Among the mitochondrion’s bacteria-like features are four genes, each of which codes for parts of an enzyme called rna polymerase, which helps copy DNA into messenger rna, the molecule that directs protein synthesis. All other mitochondria lack these genes; instead they import an enzyme from the cell’s nucleus to do the job. But the Reclinomonas mitochondrion makes it from scratch, as do bacteria. Another gene not found in other mitochondria but common in bacteria codes for a protein that helps move proteins into the mitochondrion; a third bacteria-like enzyme aids in protein construction.

The discovery suggests that all mitochondria descend from one ancestor, says Michael Gray, a biochemist at Dalhousie University in Halifax, Nova Scotia, and one of the researchers who identified the new mitochondrion.
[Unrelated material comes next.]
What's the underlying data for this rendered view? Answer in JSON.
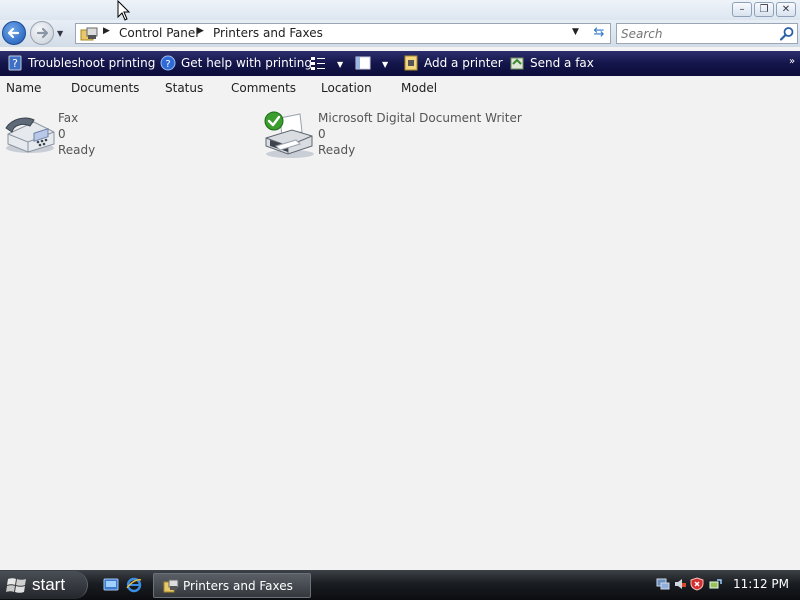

If, eons ago, many different kinds of bacteria had been engulfed and gone on to become mitochondria, biologists would expect to find far greater variation in mitochondrial genes than what they observe today. The gene content and organization are similar enough between Reclinomonas and other mitochondrial DNA, says Gray, that it’s clear that they had to have come from a common ancestor.